BIENVENUE DANS LE «MERDIER» !

Vous est-il déjà arrivé de découvrir un texte dans lequel chaque mot semble avoir si délibérément, si précautionneusement, si savamment choisi que l'ensemble vous semble à deux doigts de devoir, page après page, vous sauter à la figure ? Vous est-il souvent arrivé de lire ce genre de texte et d'en frémir d'autant plus que tout ce qui s'y trouve écrit est vrai dans son abjection, totalement véridique dans le récit terrible qui nous est donné de cette réalité, vérifié et vérifiable dans la presse de son époque, purement terrifiant humainement parlant ?

C'est exactement ce qu'il ressort de ce récit poignant. Et quel récit ! Ce témoignage indirect, précisons-le tout de même, son auteur, le japonais Takiji Kobayashi, ayant fait oeuvre de réécriture dans ce somptueux et presque insoutenable «Le bateau-usine». Réécriture, sans doute, mais tous les faits évoqués ici sont exacts, corroborés, tirés tant de la presse de son époque - parfois de simples entrefilets faisant aussi peu parler d'eux que possible, telles ces grèves jugées honteuses et indignes du peuple japonais, tellement vaillant, tellement courageux, tellement patriote, tellement... -, issus d'une enquêtes minutieuse de l'écrivain auprès de témoins aussi directs que possibles, dans les villages, auprès des syndicats, etc.

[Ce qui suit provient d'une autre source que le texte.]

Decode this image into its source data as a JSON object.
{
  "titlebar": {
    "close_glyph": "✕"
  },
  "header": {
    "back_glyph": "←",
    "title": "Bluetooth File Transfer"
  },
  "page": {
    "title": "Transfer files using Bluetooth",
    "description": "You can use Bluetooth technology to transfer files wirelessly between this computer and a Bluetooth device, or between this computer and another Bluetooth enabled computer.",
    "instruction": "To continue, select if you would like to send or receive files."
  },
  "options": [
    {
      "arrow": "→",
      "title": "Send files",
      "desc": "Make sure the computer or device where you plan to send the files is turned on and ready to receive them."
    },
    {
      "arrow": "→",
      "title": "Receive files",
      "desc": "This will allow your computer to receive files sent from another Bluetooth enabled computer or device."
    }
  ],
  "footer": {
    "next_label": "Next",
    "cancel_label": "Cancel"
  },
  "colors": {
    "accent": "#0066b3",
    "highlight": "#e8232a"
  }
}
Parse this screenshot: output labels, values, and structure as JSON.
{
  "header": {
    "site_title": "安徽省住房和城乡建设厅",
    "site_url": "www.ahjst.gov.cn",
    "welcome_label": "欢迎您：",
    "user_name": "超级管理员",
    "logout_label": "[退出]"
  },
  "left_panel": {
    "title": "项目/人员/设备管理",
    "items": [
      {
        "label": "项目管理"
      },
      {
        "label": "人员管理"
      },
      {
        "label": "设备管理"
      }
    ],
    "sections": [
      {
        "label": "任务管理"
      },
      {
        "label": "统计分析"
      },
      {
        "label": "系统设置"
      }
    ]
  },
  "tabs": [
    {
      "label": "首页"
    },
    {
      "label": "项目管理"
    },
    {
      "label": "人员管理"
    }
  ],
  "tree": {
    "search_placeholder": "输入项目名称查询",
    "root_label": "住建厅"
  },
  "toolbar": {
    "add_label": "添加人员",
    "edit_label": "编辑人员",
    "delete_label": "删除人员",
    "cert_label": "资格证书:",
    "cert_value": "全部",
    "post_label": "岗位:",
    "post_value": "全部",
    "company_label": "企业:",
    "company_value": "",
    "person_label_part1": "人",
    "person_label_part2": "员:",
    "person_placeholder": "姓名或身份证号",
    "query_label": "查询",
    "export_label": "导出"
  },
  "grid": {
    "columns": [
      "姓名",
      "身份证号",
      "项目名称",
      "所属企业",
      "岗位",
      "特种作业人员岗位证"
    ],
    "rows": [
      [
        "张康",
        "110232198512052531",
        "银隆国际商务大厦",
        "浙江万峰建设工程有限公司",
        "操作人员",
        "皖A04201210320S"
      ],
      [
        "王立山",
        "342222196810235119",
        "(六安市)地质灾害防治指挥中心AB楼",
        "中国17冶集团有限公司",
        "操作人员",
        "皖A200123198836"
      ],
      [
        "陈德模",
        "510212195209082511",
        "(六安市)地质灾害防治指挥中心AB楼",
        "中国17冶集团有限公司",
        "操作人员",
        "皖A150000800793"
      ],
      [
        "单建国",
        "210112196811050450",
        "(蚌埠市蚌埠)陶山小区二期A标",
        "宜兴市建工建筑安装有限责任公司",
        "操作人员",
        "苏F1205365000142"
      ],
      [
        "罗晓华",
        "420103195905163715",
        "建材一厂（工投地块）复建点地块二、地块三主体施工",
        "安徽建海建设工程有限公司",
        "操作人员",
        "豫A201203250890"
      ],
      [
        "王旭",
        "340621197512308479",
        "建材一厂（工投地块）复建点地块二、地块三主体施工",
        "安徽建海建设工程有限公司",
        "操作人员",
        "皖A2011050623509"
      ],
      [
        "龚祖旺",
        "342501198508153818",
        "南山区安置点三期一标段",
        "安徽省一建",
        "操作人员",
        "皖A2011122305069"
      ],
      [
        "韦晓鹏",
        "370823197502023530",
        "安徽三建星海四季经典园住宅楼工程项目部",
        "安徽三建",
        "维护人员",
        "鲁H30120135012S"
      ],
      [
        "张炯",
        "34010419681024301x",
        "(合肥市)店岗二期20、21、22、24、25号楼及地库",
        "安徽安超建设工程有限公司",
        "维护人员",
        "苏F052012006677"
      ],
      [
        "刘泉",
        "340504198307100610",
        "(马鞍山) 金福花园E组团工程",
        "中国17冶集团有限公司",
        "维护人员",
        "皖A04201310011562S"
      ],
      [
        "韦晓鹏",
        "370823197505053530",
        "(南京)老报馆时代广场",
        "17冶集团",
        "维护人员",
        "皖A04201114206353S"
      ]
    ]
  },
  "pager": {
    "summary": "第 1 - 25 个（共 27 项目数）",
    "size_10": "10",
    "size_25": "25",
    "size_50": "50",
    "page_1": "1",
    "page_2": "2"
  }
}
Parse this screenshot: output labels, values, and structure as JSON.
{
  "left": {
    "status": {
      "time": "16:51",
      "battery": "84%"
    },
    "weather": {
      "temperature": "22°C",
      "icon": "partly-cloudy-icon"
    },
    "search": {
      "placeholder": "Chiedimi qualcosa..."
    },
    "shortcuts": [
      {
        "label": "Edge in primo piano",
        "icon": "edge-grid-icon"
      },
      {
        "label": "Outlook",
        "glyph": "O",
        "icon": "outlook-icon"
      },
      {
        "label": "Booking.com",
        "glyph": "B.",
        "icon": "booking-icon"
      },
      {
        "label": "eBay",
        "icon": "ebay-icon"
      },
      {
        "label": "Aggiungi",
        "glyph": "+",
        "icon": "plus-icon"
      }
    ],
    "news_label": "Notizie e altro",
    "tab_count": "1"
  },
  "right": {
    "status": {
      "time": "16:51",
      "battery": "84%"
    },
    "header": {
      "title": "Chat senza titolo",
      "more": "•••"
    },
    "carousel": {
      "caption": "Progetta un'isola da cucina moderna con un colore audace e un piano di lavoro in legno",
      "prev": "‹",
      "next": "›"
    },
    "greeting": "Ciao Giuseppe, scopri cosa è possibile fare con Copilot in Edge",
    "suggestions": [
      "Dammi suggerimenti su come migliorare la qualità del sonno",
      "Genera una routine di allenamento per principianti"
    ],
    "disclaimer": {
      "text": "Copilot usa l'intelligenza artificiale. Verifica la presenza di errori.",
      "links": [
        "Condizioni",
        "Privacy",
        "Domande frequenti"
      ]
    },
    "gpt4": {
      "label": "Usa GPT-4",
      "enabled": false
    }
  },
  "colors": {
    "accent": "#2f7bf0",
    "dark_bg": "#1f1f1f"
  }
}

Ainsi, est-on très rapidement plongé dans cette ambiance de bagne n'ayant d'autre condamnation que celle de la misère et de la faim. Car tout l'art de Takiji Kobayashi réside dans cette écriture d'une violence à peine mesurée - puisque les faits eux-mêmes le sont, mais retranscrit avec un talent rare -, dont la dimension poétique n'est pas absente, textuellement, et qui apporte son lot de puissance évocatrice et de féroce beauté à l'ensemble. Qu'il évoque la peur incommensurable des pêcheur envoyés presque comme à l'abattoir en pleine tempête dans les eaux glacées du Kamtchatka ; qu'il dresse le portrait de cet homme à peine humain qu'est l'intendant Asakawa - un véritable garde-chiourme d'une violence à peine croyable, intraitable, complètement insensible envers son semblable, retors, mais qui peut se faire le plus mielleux, le plus hypocrite, le plus cauteleux des hommes dès qu'il s'adresse à un représentant des propriétaires ou de l'armée ; qu'il raconte comment de jeunes étudiants désargentés se sont fait avoir éhontément par cette promesse d'embauche accompagnée de quelques yens - moins que ce qui leur permet de rejoindre la flottille de pêche et qui finissent ainsi par tous s'endetter auprès des compagnie pour seulement pouvoir travailler, puisque désormais endettés ; qu'il décrive l'état de morbidité innommable dans laquelle est retrouvé un pêcheur mort d'un accès de béribéri (précisons que ce trouble est lié à une sous-alimentation et une carence en vitamine B1. Si la cause véritable n'en était pas encore connue à l'époque, on savait depuis la fin du siècle précédent qu'une alimentation plus complète que le seul riz blanc, un apport en orge, d'un peu de viande, entre autres, pouvait l'éviter...) et abandonné à son triste sort par ce fameux intendant ; qu'il nous décrive ce fameux «merdier» qu'est, tout simplement, le dortoir des ouvriers et des pêcheurs :

«La "tanière" des pêcheurs était éclairée de lampes en forme d'églantines. À cause du tabac et de la promiscuité, l'air était trouble et empestait ; le dortoir tout entier était un immense "merdier". Dans les couchettes, des êtres humains fourmillaient comme des asticots.»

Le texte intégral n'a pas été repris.